A vantagem competitiva pode estar associada à capacidade de compreender e interpretar os pontos de vista dos outros, que a maioria das crianças ganham por volta dos 4 anos de idade – mas a idade não é tão importante quanto o desenvolvimento da nova habilidade interpretativa, afirma uma nova investigação.

 

Beate Priewasser e Josef Perner , psicólogos da Universidade de Salzburgo, na Áustria, e Johannes Roessler, filósofo da Universidade de Warwick, no Reino Unido, levaram a cabo uma série de experiências para estudar o desenvolvimento da vontade de vencer nas crianças . Os cientistas recrutaram 71 crianças com idades compreendidas entre os três e os cinco anos. As crianças foram distribuídas por duas experiências diferentes – uma para testar a compreensão das crianças e outra para testar como as crianças compreendiam os objetivos de outras crianças.

 

O teste da falsa crença é um clássico da psicologia.
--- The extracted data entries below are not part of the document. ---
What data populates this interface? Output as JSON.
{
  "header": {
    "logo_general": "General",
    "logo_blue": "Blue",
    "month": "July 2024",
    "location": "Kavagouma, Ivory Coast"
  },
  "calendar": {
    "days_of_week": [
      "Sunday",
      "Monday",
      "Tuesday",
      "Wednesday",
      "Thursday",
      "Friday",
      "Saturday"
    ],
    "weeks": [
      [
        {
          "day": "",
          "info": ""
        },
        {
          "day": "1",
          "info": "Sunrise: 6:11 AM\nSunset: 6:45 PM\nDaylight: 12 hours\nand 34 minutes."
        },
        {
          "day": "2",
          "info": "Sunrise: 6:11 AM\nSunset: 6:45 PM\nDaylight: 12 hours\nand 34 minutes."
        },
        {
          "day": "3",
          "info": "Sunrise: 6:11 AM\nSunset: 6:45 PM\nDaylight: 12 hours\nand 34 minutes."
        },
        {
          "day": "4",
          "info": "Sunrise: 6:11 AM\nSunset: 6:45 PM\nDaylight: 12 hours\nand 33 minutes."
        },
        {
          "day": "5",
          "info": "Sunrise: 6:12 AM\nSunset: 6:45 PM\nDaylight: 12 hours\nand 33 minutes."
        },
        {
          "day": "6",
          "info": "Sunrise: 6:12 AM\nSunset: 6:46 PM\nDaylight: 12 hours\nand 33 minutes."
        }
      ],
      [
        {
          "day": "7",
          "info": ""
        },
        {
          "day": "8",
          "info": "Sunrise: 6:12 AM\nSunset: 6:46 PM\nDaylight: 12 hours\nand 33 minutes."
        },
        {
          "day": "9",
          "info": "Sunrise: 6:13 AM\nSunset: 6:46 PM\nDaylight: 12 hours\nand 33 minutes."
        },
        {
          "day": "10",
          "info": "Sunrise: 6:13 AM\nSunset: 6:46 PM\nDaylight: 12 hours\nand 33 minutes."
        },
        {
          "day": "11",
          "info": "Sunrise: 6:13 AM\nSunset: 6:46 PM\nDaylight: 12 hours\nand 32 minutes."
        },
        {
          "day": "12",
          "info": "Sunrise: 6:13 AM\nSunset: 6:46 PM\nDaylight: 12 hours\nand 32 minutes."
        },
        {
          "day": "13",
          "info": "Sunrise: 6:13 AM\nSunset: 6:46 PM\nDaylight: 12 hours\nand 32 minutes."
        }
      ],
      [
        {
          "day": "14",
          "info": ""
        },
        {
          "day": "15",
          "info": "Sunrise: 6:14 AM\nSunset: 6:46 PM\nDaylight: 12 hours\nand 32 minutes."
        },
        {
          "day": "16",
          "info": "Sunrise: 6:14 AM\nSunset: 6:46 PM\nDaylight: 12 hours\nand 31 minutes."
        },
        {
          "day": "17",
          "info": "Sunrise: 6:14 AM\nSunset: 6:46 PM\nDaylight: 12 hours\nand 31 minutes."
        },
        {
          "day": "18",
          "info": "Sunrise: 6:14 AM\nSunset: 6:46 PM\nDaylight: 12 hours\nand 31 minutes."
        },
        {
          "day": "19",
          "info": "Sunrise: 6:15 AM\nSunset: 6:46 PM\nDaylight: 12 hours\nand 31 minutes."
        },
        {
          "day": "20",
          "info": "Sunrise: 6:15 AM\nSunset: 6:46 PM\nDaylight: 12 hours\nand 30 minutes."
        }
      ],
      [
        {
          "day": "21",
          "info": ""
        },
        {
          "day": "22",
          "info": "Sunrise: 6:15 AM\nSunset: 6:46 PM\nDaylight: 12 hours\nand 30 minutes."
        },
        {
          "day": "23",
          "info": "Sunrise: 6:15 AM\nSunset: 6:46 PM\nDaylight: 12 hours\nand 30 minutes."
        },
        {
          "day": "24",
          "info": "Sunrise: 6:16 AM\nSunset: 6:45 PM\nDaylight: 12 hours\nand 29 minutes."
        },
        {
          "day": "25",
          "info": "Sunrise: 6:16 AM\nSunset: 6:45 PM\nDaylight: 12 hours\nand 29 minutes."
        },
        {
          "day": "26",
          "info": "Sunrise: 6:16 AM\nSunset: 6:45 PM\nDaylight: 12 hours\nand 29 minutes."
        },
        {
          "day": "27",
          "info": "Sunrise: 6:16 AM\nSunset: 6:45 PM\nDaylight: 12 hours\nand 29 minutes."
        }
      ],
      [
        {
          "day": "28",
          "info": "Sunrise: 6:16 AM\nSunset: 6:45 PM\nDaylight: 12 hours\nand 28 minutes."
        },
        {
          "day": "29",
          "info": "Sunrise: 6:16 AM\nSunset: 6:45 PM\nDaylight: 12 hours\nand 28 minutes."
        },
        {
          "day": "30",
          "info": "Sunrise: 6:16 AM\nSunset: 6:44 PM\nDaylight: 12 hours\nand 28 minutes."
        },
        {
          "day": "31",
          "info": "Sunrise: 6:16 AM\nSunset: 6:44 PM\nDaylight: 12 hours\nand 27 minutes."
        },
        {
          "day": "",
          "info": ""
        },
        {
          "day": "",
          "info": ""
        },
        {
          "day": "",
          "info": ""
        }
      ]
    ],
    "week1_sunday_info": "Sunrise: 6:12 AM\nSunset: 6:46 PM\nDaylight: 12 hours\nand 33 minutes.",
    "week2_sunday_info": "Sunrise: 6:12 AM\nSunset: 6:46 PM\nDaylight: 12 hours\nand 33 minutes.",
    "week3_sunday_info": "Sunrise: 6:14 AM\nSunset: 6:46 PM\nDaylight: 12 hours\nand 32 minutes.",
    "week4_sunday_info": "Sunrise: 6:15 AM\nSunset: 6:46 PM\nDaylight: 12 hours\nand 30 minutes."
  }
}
Na versão utilizada pelos investigadores, as crianças ouviram uma história sobre um protagonista que brinca com um brinquedo. A personagem, em seguida, coloca-o numa caixa de arrumação e saiu da sala para comer ou beber qualquer coisa na cozinha. Enquanto isso, um irmão da personagem transfere o brinquedo para uma nova caixa de arrumação. Neste momento, às crianças foram feitas algumas perguntas de compreensão, tais como «Onde está agora o brinquedo?», «Quem o pôs lá?» e «Em que sítio guardou o protagonista da história o brinquedo?»

 

Às crianças também foi feita uma pergunta final – e vital: «Onde é que o protagonista vai primeiro à procura do brinquedo?». Esta pergunta, afirma Johannes Roessler, é que revela se as crianças compreendem ou não como as perspetivas influenciam as ações intencionais: o protagonista da história quer recuperar o objeto. «É a esta pergunta que as crianças mais novas costumam errar e que as crianças por volta dos quatro anos costumam acertar», declarou. «Os mais novos respondem que o protagonista da história vai diretamente à nova caixa de arrumação.»

 

A segunda experiência pedia que as crianças jogassem um jogo com dados em tinham de colher o maior número possível de contas. Os jogadores poderiam optar por tirar as contas de um cesto comunitário ou roubá-las a outro jogador.

 

Quando as duas experiências foram avaliadas em conjunto, os investigadores descobriram uma mudança de comportamento por volta dos quatro anos de idade, quando a capacidade de perscrutar a mente de outra pessoa e compreender o que essa pessoa está a pensar está altamente correlacionada com o comportamento competitivo. Além disso, as crianças que não passaram no teste da falsa crença não roubaram quaisquer contas de outros jogadores, mesmo quando os seus próprios ganhos foram arrebanhados por outros jogadores. Esta falta de retaliação é notável, diz Johannes Roessler. As meninas apresentaram uma probabilidade de roubar contas de outros jogadores muito semelhante à dos rapazes.

 

Apesar de os quatro anos de idade ser um ponto de referência, parece haver um pouco de variação individual, diz Johannes Roessler . «As crianças de três anos e meio que têm irmãos mais velhos desenvolverão o aspeto competitivo mais cedo». A investigação foi publicada na revista Journal of Experimental Child Psychology.

 

Então, o que acontece exatamente que marca a mudanla para uma abordagem centrada na vitória? O filósofo diz que continua a ser um mistério. «Há uma mudança geral na compreensão da perspetiva por parte das crianças ao longo de toda uma gama de domínios. Mas por que é que tendem a agrupar-se em torno dos quatro anos de idade? Nós, realmente, não sabemos.» O especialista acredita que tem alguma coisa que ver com o desenvolvimento da linguagem complexa, que os miúdos usam para perceberem problemas intrincados.

 

Johannes Roessler aponta que há um grupo de pessoas que há muito reconheceu que as crianças com menos de quatro anos não estão realmente interessadas em jogos competitivos: os fabricantes de jogos de tabuleiro. «Se pensarmos nisso, não há realmente jogos de base competitiva comercializados para crianças com idades inferiores a quatro anos. As empresas de jogos testam os seus produtos- sem surpresas, acho – e descobriram que as crianças mais pequenas não gostam muito de jogos competitivos».

 

Os investigadores estão agora a trabalhar numa experiência para testar a compreensão de outro sentimento humano por parte dos mais pequenos: a sabotagem. Johannes Roessler acredita que o desenvolvimento da vontade de vencer está relacionado com o crescimento moral das crianças. «Se estivermos certos sobre a compreensão de objetivos contraditórios é natural que se espera que estejam relacionados com os desenvolvimentos na compreensão de conflitos morais por parte das crianças», conclui o especialista.